CINDERELLA LIBERTY

CINDERELLA LIBERTY

(director: Mark Rydell; screenwriter: novel by Darryl Ponicsan/Darryl Ponicsan; cinematographer: Vilmos Zsigmond; editor: Patrick Kennedy; music: John Williams; cast:  James Caan (John Baggs, Jr.),  Kirk Calloway  (Doug), Marsha Mason (Maggie),  Dabney Coleman (Executive Officer ), Eli Wallach (Lynn Forshay), Bruno Kirby (Alcott), Burt Young (Master at Arms), Fred Sadoff (Dr. Osgood), Allyn Ann McLerie  (Miss Watkins); Runtime: 117; MPAA Rating: R; producer: Mark Rydell; Fox; 1973)

“Too much sentimentality gives it a false ring.”

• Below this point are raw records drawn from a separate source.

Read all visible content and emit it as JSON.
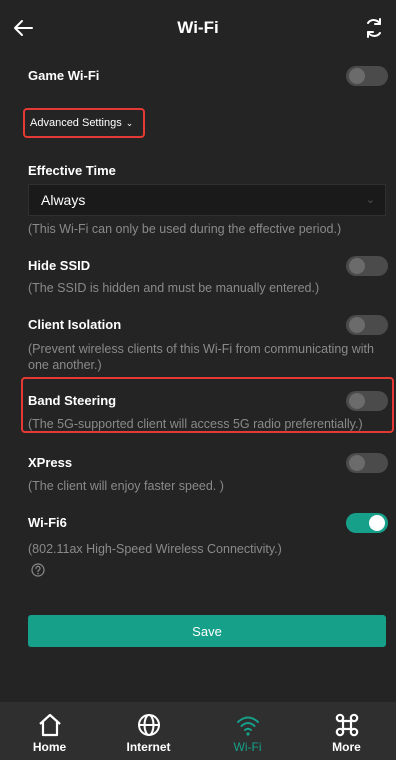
{
  "header": {
    "title": "Wi-Fi"
  },
  "game_wifi": {
    "label": "Game Wi-Fi",
    "enabled": false
  },
  "advanced": {
    "label": "Advanced Settings",
    "chevron": "chevron-down-icon"
  },
  "effective_time": {
    "label": "Effective Time",
    "value": "Always",
    "hint": "(This Wi-Fi can only be used during the effective period.)"
  },
  "hide_ssid": {
    "label": "Hide SSID",
    "desc": "(The SSID is hidden and must be manually entered.)",
    "enabled": false
  },
  "client_isolation": {
    "label": "Client Isolation",
    "desc_line1": "(Prevent wireless clients of this Wi-Fi from communicating with",
    "desc_line2": "one another.)",
    "enabled": false
  },
  "band_steering": {
    "label": "Band Steering",
    "desc": "(The 5G-supported client will access 5G radio preferentially.)",
    "enabled": false
  },
  "xpress": {
    "label": "XPress",
    "desc": "(The client will enjoy faster speed. )",
    "enabled": false
  },
  "wifi6": {
    "label": "Wi-Fi6",
    "desc": "(802.11ax High-Speed Wireless Connectivity.)",
    "enabled": true
  },
  "save_label": "Save",
  "nav": [
    {
      "label": "Home",
      "icon": "home-icon"
    },
    {
      "label": "Internet",
      "icon": "globe-icon"
    },
    {
      "label": "Wi-Fi",
      "icon": "wifi-icon",
      "active": true
    },
    {
      "label": "More",
      "icon": "more-icon"
    }
  ],
  "colors": {
    "accent": "#16a08a",
    "highlight": "#e53935",
    "background": "#242424"
  }
}
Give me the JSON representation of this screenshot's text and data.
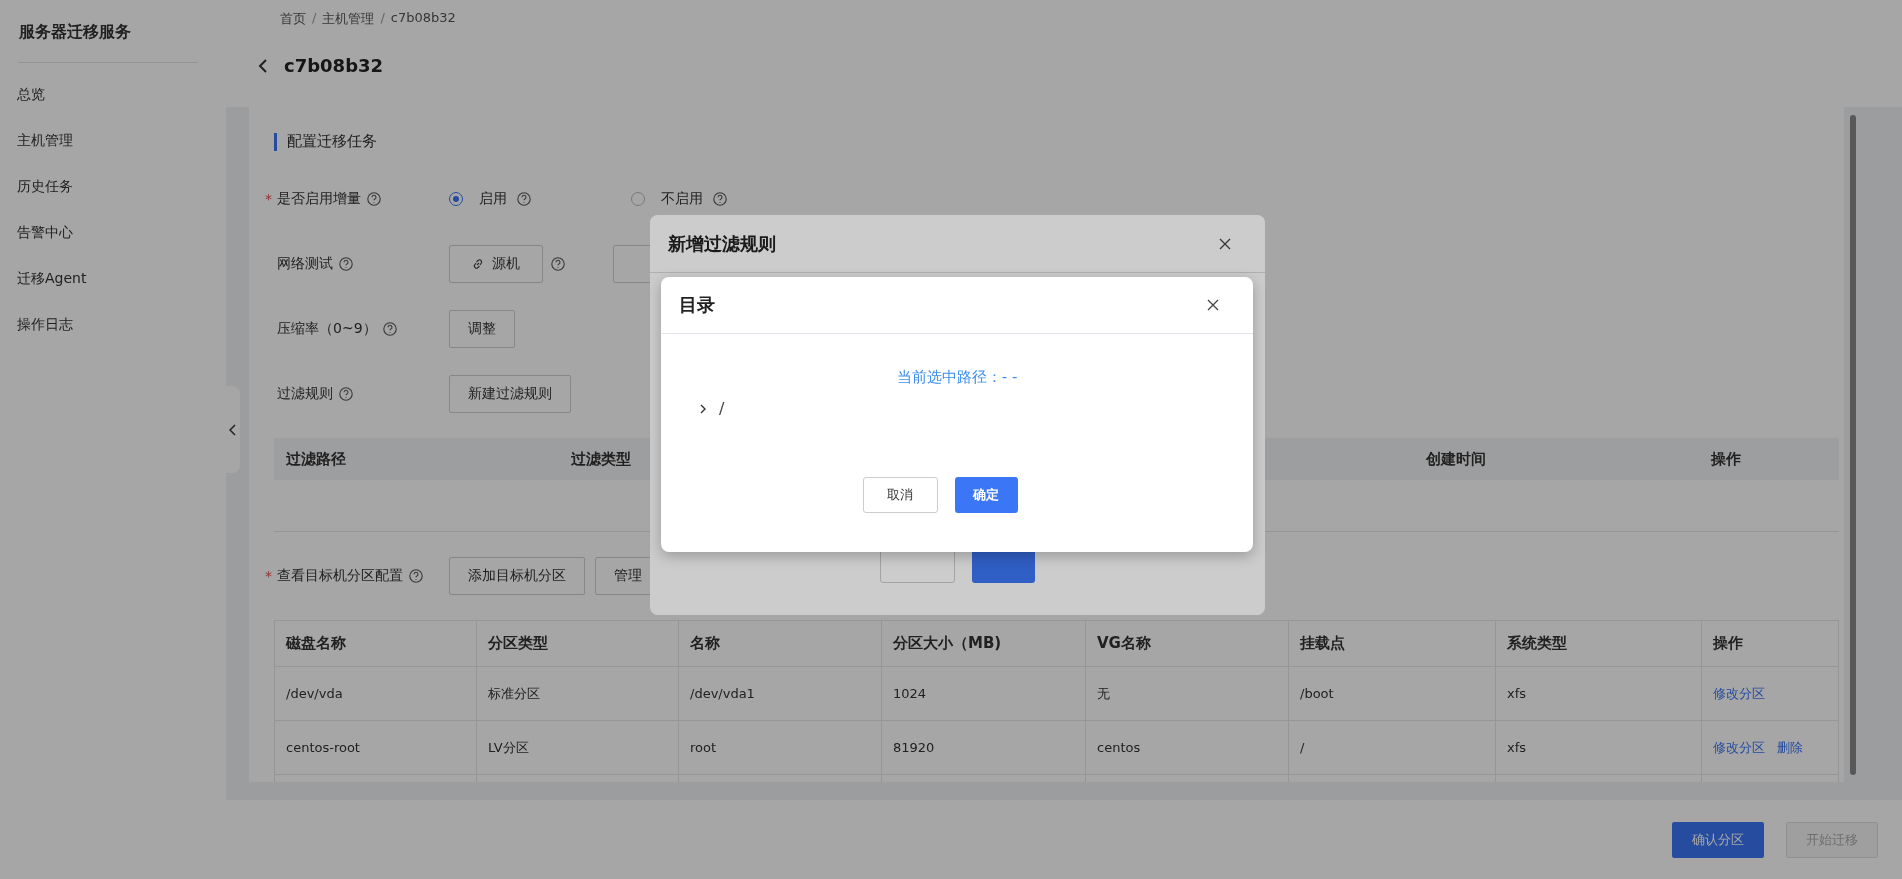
{
  "sidebar": {
    "title": "服务器迁移服务",
    "items": [
      {
        "label": "总览",
        "selected": false
      },
      {
        "label": "主机管理",
        "selected": false
      },
      {
        "label": "历史任务",
        "selected": false
      },
      {
        "label": "告警中心",
        "selected": false
      },
      {
        "label": "迁移Agent",
        "selected": false
      },
      {
        "label": "操作日志",
        "selected": false
      }
    ]
  },
  "breadcrumb": {
    "items": [
      "首页",
      "主机管理",
      "c7b08b32"
    ],
    "separator": "/"
  },
  "page_title": "c7b08b32",
  "form": {
    "section_title": "配置迁移任务",
    "rows": [
      {
        "kind": "radio",
        "label": "是否启用增量",
        "mark": "*",
        "options": [
          {
            "label": "启用",
            "selected": true
          },
          {
            "label": "不启用",
            "selected": false
          }
        ]
      },
      {
        "kind": "network",
        "label": "网络测试",
        "button": "源机"
      },
      {
        "kind": "button",
        "label": "压缩率（0~9）",
        "button": "调整"
      },
      {
        "kind": "button",
        "label": "过滤规则",
        "button": "新建过滤规则"
      }
    ]
  },
  "filter_table": {
    "columns": [
      "过滤路径",
      "过滤类型",
      "创建时间",
      "操作"
    ]
  },
  "partition": {
    "label": "查看目标机分区配置",
    "mark": "*",
    "buttons": [
      "添加目标机分区",
      "管理"
    ]
  },
  "partition_table": {
    "columns": [
      "磁盘名称",
      "分区类型",
      "名称",
      "分区大小（MB)",
      "VG名称",
      "挂载点",
      "系统类型",
      "操作"
    ],
    "rows": [
      {
        "cells": [
          "/dev/vda",
          "标准分区",
          "/dev/vda1",
          "1024",
          "无",
          "/boot",
          "xfs"
        ],
        "actions": [
          "修改分区"
        ]
      },
      {
        "cells": [
          "centos-root",
          "LV分区",
          "root",
          "81920",
          "centos",
          "/",
          "xfs"
        ],
        "actions": [
          "修改分区",
          "删除"
        ]
      }
    ]
  },
  "footer": {
    "buttons": [
      {
        "label": "确认分区",
        "disabled": false
      },
      {
        "label": "开始迁移",
        "disabled": true
      }
    ]
  },
  "outer_modal": {
    "title": "新增过滤规则"
  },
  "inner_modal": {
    "title": "目录",
    "current_path": "当前选中路径：- -",
    "tree": [
      {
        "label": "/",
        "expanded": false
      }
    ],
    "buttons": [
      {
        "label": "取消",
        "kind": "cancel"
      },
      {
        "label": "确定",
        "kind": "primary"
      }
    ]
  }
}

Reviewed by Dennis Schwartz

An earnest social conscience melodrama helmed by Mark Rydell (“On Golden Pond”/”Even Money”), but too much sentimentality gives it a false ring. Darryl Ponicsan adapted his own 1973 novel for the screen. The title refers to a Navy term for a pass that runs out at midnight. Co-stars James Caan and Marsha Mason are quite good, in a film that had a lot of good things going for it but not enough for me to say I enjoyed it. I could not so readily accept why the Caan character would get into such a sticky situation with the Mason character just because he says ‘it makes me feel good.’

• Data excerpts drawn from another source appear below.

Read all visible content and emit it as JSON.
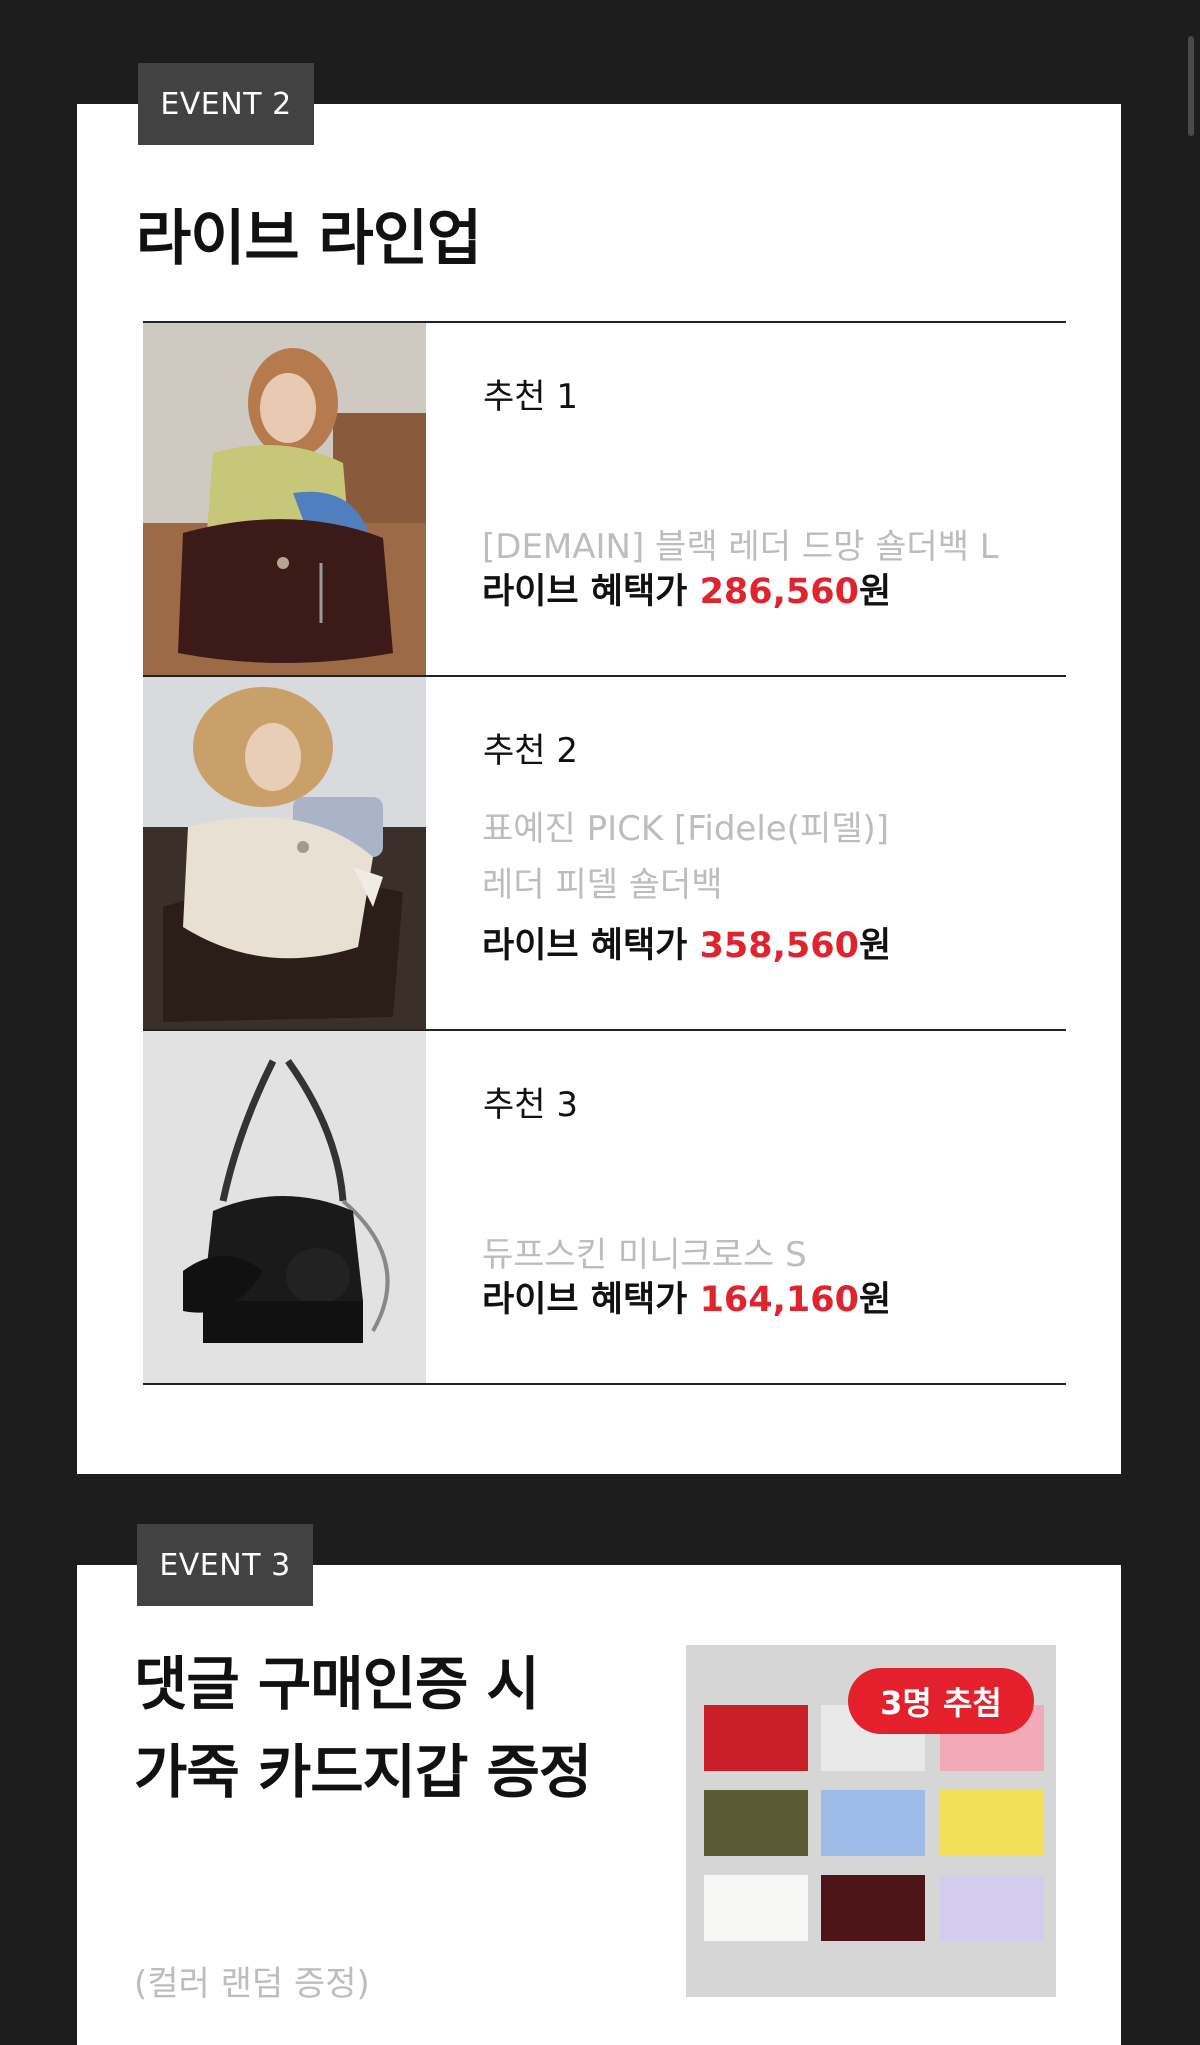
{
  "event2": {
    "tag": "EVENT 2",
    "title": "라이브 라인업",
    "items": [
      {
        "rec": "추천 1",
        "name_lines": [
          "[DEMAIN] 블랙 레더 드망 숄더백 L"
        ],
        "price_label": "라이브 혜택가 ",
        "price": "286,560",
        "currency": "원"
      },
      {
        "rec": "추천 2",
        "name_lines": [
          "표예진 PICK [Fidele(피델)]",
          "레더 피델 숄더백"
        ],
        "price_label": "라이브 혜택가 ",
        "price": "358,560",
        "currency": "원"
      },
      {
        "rec": "추천 3",
        "name_lines": [
          "듀프스킨 미니크로스 S"
        ],
        "price_label": "라이브 혜택가 ",
        "price": "164,160",
        "currency": "원"
      }
    ]
  },
  "event3": {
    "tag": "EVENT 3",
    "title_lines": [
      "댓글 구매인증 시",
      "가죽 카드지갑 증정"
    ],
    "note": "(컬러 랜덤 증정)",
    "badge": "3명 추첨"
  },
  "colors": {
    "accent_red": "#e0242e",
    "tag_bg": "#424242",
    "page_bg": "#1d1d1d"
  }
}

John Baggs, Jr. (James Caan) is the dim middle-aged sailor on an extended shore leave because of lost medical files while at a Naval medical facility, who while on leave finds romance with a whore, with a heart of gold, from Seattle, Maggie (Marsha Mason), and marries her. She has a delinquent bastard 11-year-old son Doug (Kirk Calloway), who is half black.

Though set to be a tear jerker, it can’t help dispensing its messy humor amidst its pathos and doesn’t help itself with a contrived happy ending that seems artificial.